Life-income gifts provide donors, or their named beneficiaries, an income for life while committing resources to future use of Hospice. Donors to any of these life-income arrangements are often able to increase their spendable income and are entitled to an income tax deduction. The deduction is generally equal to the present value of the amount that will ultimately pass to Hospice. Gifts of long-term appreciated property also avoid or defer tax on the capital gain.
Charitable Gift Annuities
Charitable gift annuities are the simplest and most popular charitable like-income arrangement. Basically, a gift annuity is a contract between the donor and the charity.

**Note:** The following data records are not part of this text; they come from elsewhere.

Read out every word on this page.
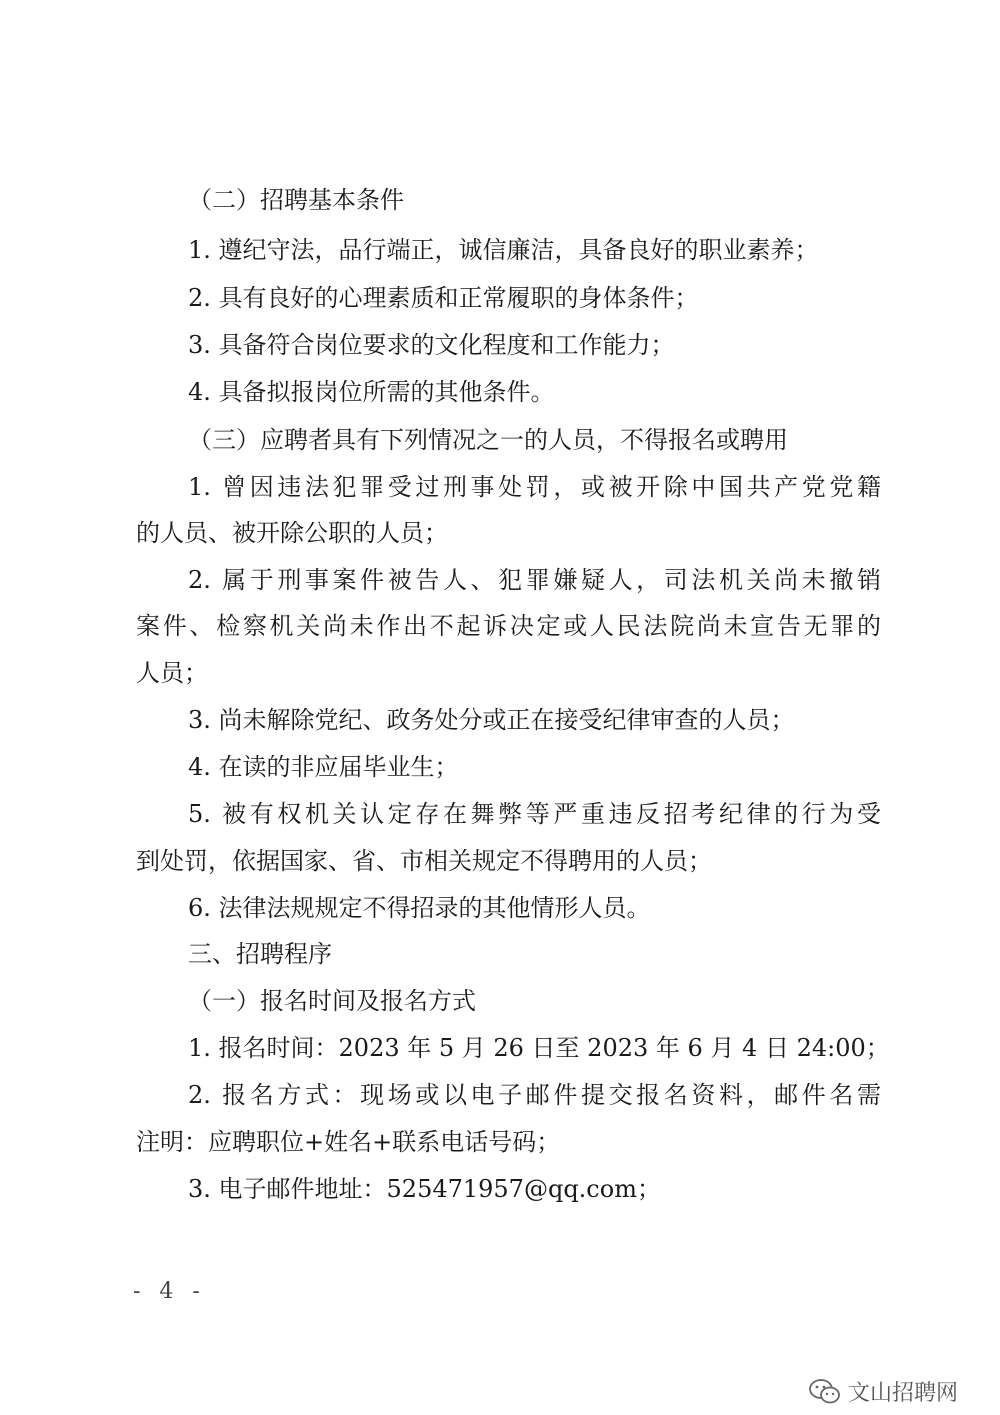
（二）招聘基本条件
1. 遵纪守法，品行端正，诚信廉洁，具备良好的职业素养；
2. 具有良好的心理素质和正常履职的身体条件；
3. 具备符合岗位要求的文化程度和工作能力；
4. 具备拟报岗位所需的其他条件。
（三）应聘者具有下列情况之一的人员，不得报名或聘用
1. 曾因违法犯罪受过刑事处罚，或被开除中国共产党党籍
的人员、被开除公职的人员；
2. 属于刑事案件被告人、犯罪嫌疑人，司法机关尚未撤销
案件、检察机关尚未作出不起诉决定或人民法院尚未宣告无罪的
人员；
3. 尚未解除党纪、政务处分或正在接受纪律审查的人员；
4. 在读的非应届毕业生；
5. 被有权机关认定存在舞弊等严重违反招考纪律的行为受
到处罚，依据国家、省、市相关规定不得聘用的人员；
6. 法律法规规定不得招录的其他情形人员。
三、招聘程序
（一）报名时间及报名方式
1. 报名时间：2023 年 5 月 26 日至 2023 年 6 月 4 日 24:00；
2. 报名方式：现场或以电子邮件提交报名资料，邮件名需
注明：应聘职位+姓名+联系电话号码；
3. 电子邮件地址：525471957@qq.com；
- 4 -
文山招聘网
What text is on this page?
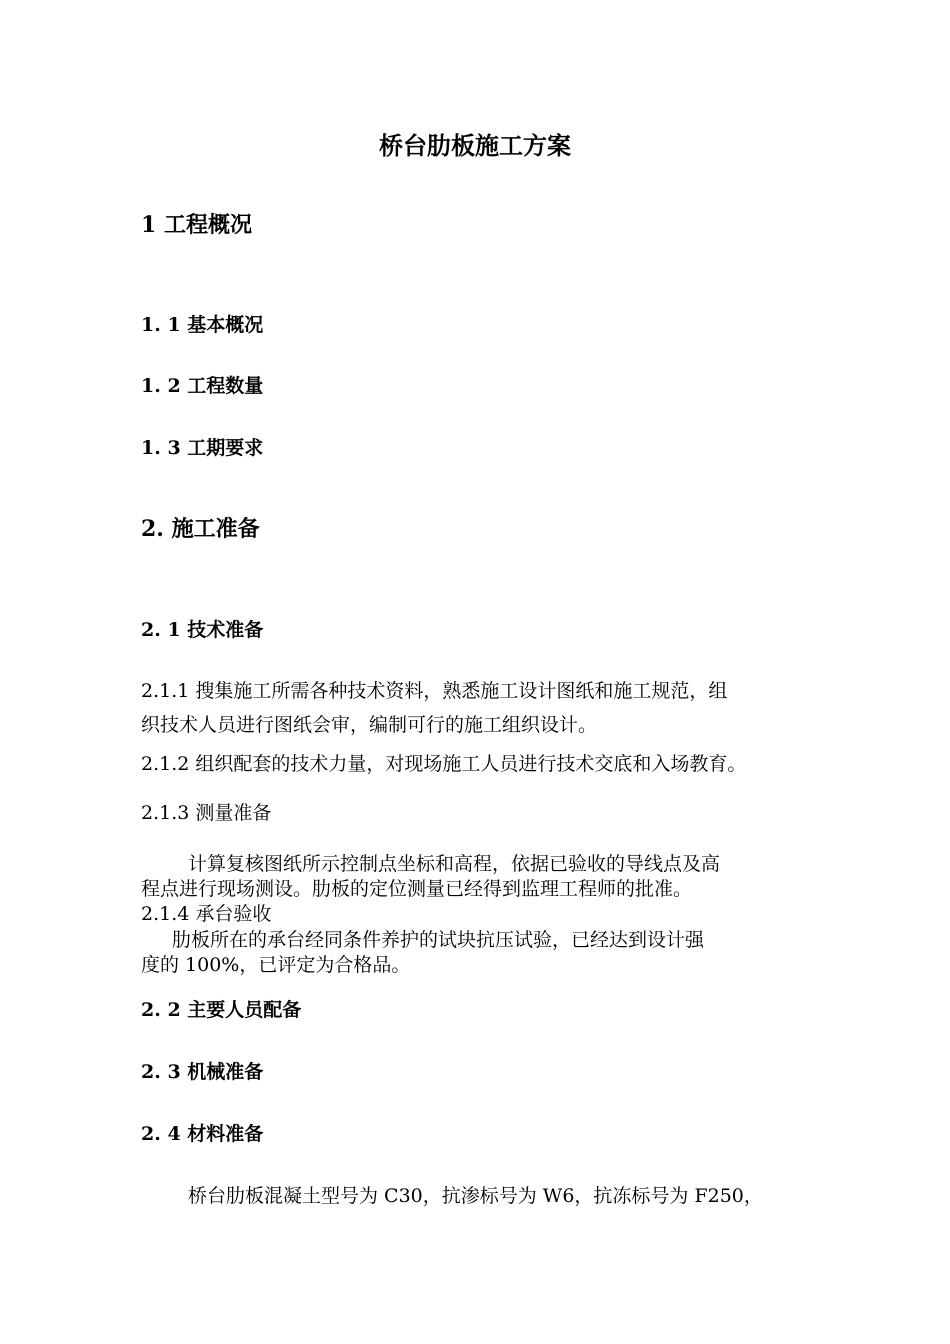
桥台肋板施工方案
1 工程概况
1. 1 基本概况
1. 2 工程数量
1. 3 工期要求
2. 施工准备
2. 1 技术准备
2.1.1 搜集施工所需各种技术资料，熟悉施工设计图纸和施工规范，组
织技术人员进行图纸会审，编制可行的施工组织设计。
2.1.2 组织配套的技术力量，对现场施工人员进行技术交底和入场教育。
2.1.3 测量准备
计算复核图纸所示控制点坐标和高程，依据已验收的导线点及高
程点进行现场测设。肋板的定位测量已经得到监理工程师的批准。
2.1.4 承台验收
肋板所在的承台经同条件养护的试块抗压试验，已经达到设计强
度的 100%，已评定为合格品。
2. 2 主要人员配备
2. 3 机械准备
2. 4 材料准备
桥台肋板混凝土型号为 C30，抗渗标号为 W6，抗冻标号为 F250，
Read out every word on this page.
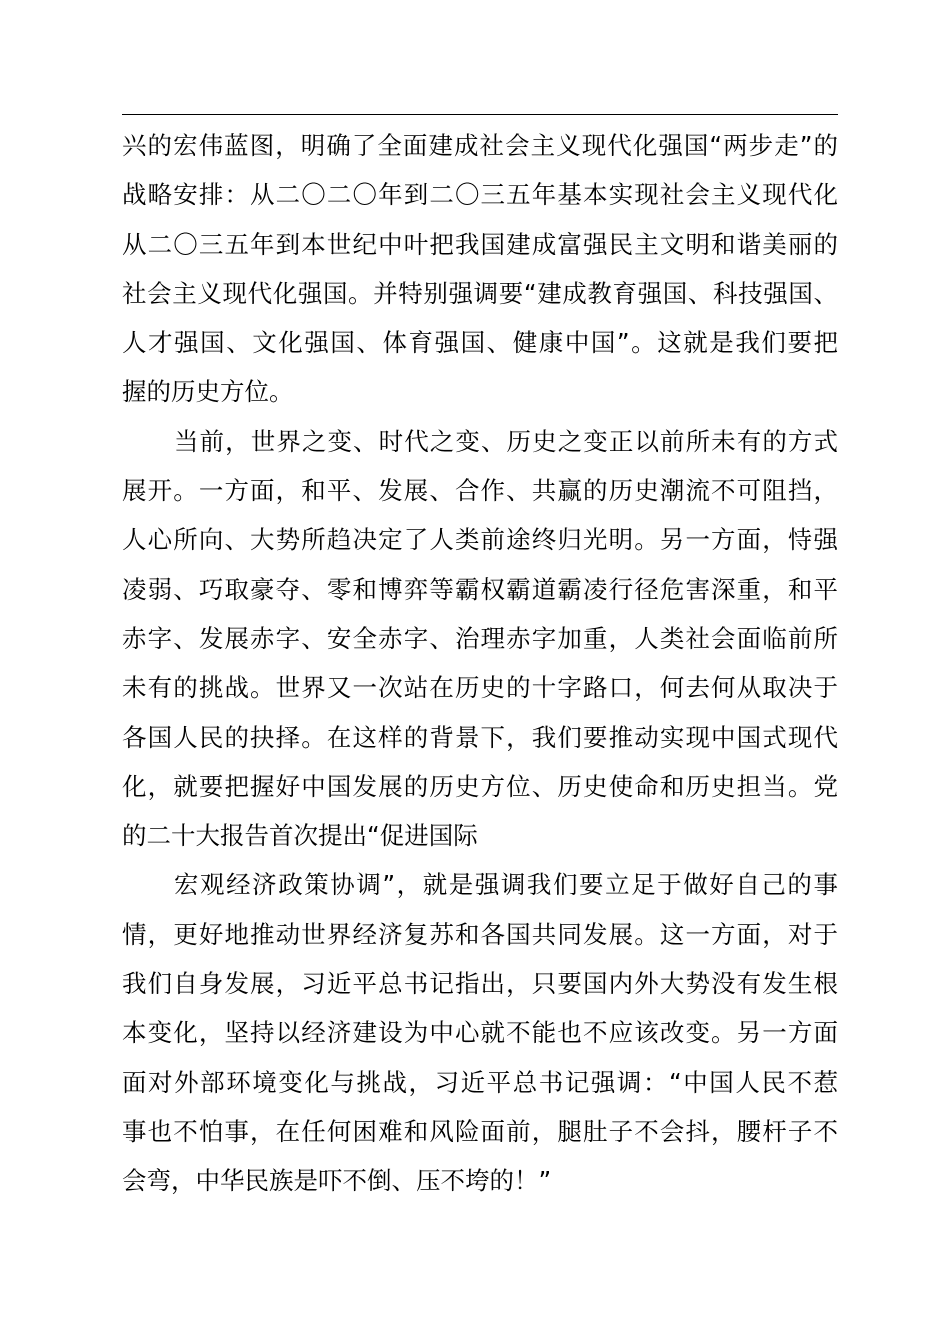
兴的宏伟蓝图，明确了全面建成社会主义现代化强国“两步走”的
战略安排：从二〇二〇年到二〇三五年基本实现社会主义现代化
从二〇三五年到本世纪中叶把我国建成富强民主文明和谐美丽的
社会主义现代化强国。并特别强调要“建成教育强国、科技强国、
人才强国、文化强国、体育强国、健康中国”。这就是我们要把
握的历史方位。
当前，世界之变、时代之变、历史之变正以前所未有的方式
展开。一方面，和平、发展、合作、共赢的历史潮流不可阻挡，
人心所向、大势所趋决定了人类前途终归光明。另一方面，恃强
凌弱、巧取豪夺、零和博弈等霸权霸道霸凌行径危害深重，和平
赤字、发展赤字、安全赤字、治理赤字加重，人类社会面临前所
未有的挑战。世界又一次站在历史的十字路口，何去何从取决于
各国人民的抉择。在这样的背景下，我们要推动实现中国式现代
化，就要把握好中国发展的历史方位、历史使命和历史担当。党
的二十大报告首次提出“促进国际
宏观经济政策协调”，就是强调我们要立足于做好自己的事
情，更好地推动世界经济复苏和各国共同发展。这一方面，对于
我们自身发展，习近平总书记指出，只要国内外大势没有发生根
本变化，坚持以经济建设为中心就不能也不应该改变。另一方面
面对外部环境变化与挑战，习近平总书记强调：“中国人民不惹
事也不怕事，在任何困难和风险面前，腿肚子不会抖，腰杆子不
会弯，中华民族是吓不倒、压不垮的！”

In exchange for a gift of cash, marketable securities or, in some circumstances, real estate, fixed payments are guaranteed to the donor and/or another beneficiary for life. Payments, which can be deferred to a later date if income is not needed immediately, are partially tax-free. It does not require a complicated agreement, and the amount needed to fund it can be as little as $5,000. Hospice receives the remaining principal at the death of the income beneficiaries.
Charitable Remainder Trusts
In simplest terms, a trust is an arrangement in which an individual transfers legal title to property to another (the trustee) who manages the property for the benefit of the individuals and/or organization specified in the trust arrangement. Charitable remainder trusts are popular gift plans because of their flexibility. These trusts may be funded with cash, securities, or real estate. Beneficiaries named by the donor will receive income for a period of years or their lifetime.
These trusts may take either of two forms: The Charitable Remainder Unitrust or The Charitable Remainder Annuity Trust. The principal difference between the two types of trusts is the manner of calculating the payment to the beneficiaries. Payments from a unitrust vary according to the investment performance of the trust. Payments from an annuity trust are fixed when the trust is created and will not vary over the lifetime of the beneficiaries.
Charitable Lead Trusts
Those donors with major charitable goals have discovered they can transfer substantial assets to intended beneficiaries at minimal or no transfer-tax cost by using a special vehicle called a charitable lead trust. Under this plan, you put assets into a trust that makes payments to charity for a designated period of time and then the remaining trust assets pass to your children.